Her music features an even split between Vocaloid and her own vocals, which are almost always auto-tuned. “I can’t remember the last time I didn’t auto-tune my voice, honestly,” she says. “I could absolutely do without it and sound completely fine if I wanted to, but at this point i just don’t like how my voice sounds without it anymore.”
“I feel like the reason I love using Vocaloid so much is also why auto-tune is so prevalent in my music,” she continues. “There’s something really fascinating and freeing to me about being able to change or even completely circumnavigate my own voice in that way. In the same way that synthesizers and electronic music are at their best when working to their own strengths, Vocaloids are at their best when they aren’t trying to sound human,” she says. “More often than not, the artificiality of Vocaloid vocals can either really compliment the human vocals, or even bring out the disparity in realism in a more positive way.” She points me towards “Love Taste,” an electro funk collaboration with French artist Moe Shop where she created a very artificial, emotionless Vocaloid to contrast with the human vocalist.
“Grand Restore,” from Paige’s Anew, Again, is an infectious chiptune-inflected pop song about looking forward to falling in love. It features chirpy vocals from GUMI, tuned to a level of brightness that’s sweet and appealing. The vocaloid blends seamlessly with both the video game production and Paige’s subtle “oooh da da da” backing vocals. It sounds genuinely happy, and it makes me happy. Though the singing is clearly not human, it doesn’t bother me. There is a sense of shiny optimism that doesn’t seem like it could be replicated by a human vocalist. “Grand Restore” is the kind of song that should only be sung by Vocaloid.
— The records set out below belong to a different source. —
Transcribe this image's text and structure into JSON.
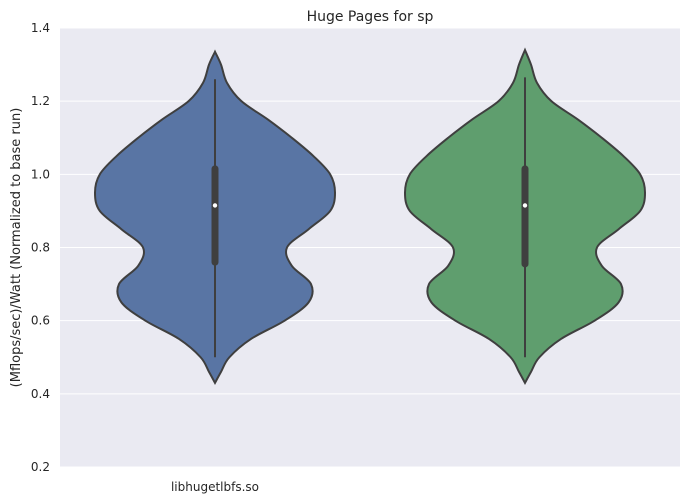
{
  "chart_data": {
    "type": "violin",
    "title": "Huge Pages for sp",
    "xlabel": "",
    "ylabel": "(Mflops/sec)/Watt (Normalized to base run)",
    "ylim": [
      0.2,
      1.4
    ],
    "yticks": [
      "0.2",
      "0.4",
      "0.6",
      "0.8",
      "1.0",
      "1.2",
      "1.4"
    ],
    "grid": true,
    "categories": [
      "libhugetlbfs.so",
      ""
    ],
    "series": [
      {
        "color": "#5975a4",
        "min": 0.5,
        "q1": 0.76,
        "median": 0.915,
        "q3": 1.015,
        "max": 1.26,
        "violin_min": 0.43,
        "violin_max": 1.335,
        "density_profile": [
          [
            0.43,
            0.0
          ],
          [
            0.46,
            0.05
          ],
          [
            0.5,
            0.12
          ],
          [
            0.55,
            0.3
          ],
          [
            0.6,
            0.58
          ],
          [
            0.65,
            0.78
          ],
          [
            0.7,
            0.8
          ],
          [
            0.75,
            0.64
          ],
          [
            0.8,
            0.6
          ],
          [
            0.85,
            0.78
          ],
          [
            0.9,
            0.96
          ],
          [
            0.95,
            1.0
          ],
          [
            1.0,
            0.96
          ],
          [
            1.05,
            0.82
          ],
          [
            1.1,
            0.64
          ],
          [
            1.15,
            0.44
          ],
          [
            1.2,
            0.22
          ],
          [
            1.25,
            0.1
          ],
          [
            1.3,
            0.05
          ],
          [
            1.335,
            0.0
          ]
        ]
      },
      {
        "color": "#5f9e6e",
        "min": 0.5,
        "q1": 0.755,
        "median": 0.915,
        "q3": 1.015,
        "max": 1.265,
        "violin_min": 0.43,
        "violin_max": 1.34,
        "density_profile": [
          [
            0.43,
            0.0
          ],
          [
            0.46,
            0.05
          ],
          [
            0.5,
            0.12
          ],
          [
            0.55,
            0.3
          ],
          [
            0.6,
            0.58
          ],
          [
            0.65,
            0.78
          ],
          [
            0.7,
            0.8
          ],
          [
            0.75,
            0.64
          ],
          [
            0.8,
            0.6
          ],
          [
            0.85,
            0.78
          ],
          [
            0.9,
            0.96
          ],
          [
            0.95,
            1.0
          ],
          [
            1.0,
            0.96
          ],
          [
            1.05,
            0.82
          ],
          [
            1.1,
            0.64
          ],
          [
            1.15,
            0.44
          ],
          [
            1.2,
            0.22
          ],
          [
            1.25,
            0.1
          ],
          [
            1.3,
            0.05
          ],
          [
            1.34,
            0.0
          ]
        ]
      }
    ]
  }
}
Later, I try to figure out exactly why “Grand Restore” resonated with me so deeply when so much other vocaloid music comes across, as Cien Miller observed, rather toy-like. Perhaps it’s because Paige has always been auto-tuning her own voice, so she is more sensitive to the ways vocaloids can and cannot be used with the present technology. Her songwriting and production skills are certainly far superior to many other producers. But it’s more than that. The answer lies in the way she’s using the vocaloid in the context of her music. Rather than creating distance between herself and her emotions, or keeping the listener at a safe remove, she is using Vocaloid to be truer to herself—to be her true self, adding back in the specific, unquantifiable quality that makes the human voice such a powerful and unparalleled instrument. This is no “representation” of the melding of man and machine, it is the thing itself. By disassociating GUMI from her pre-packaged persona—the marketing magic bullet that made Vocaloids such a phenomenon in the first place—Jamie Paige creates a space for her own individual voice to shine through the machinery. She finds a way to give GUMI a piece of her own soul and, for the length of a pop song, lights a human bridge across the uncanny valley.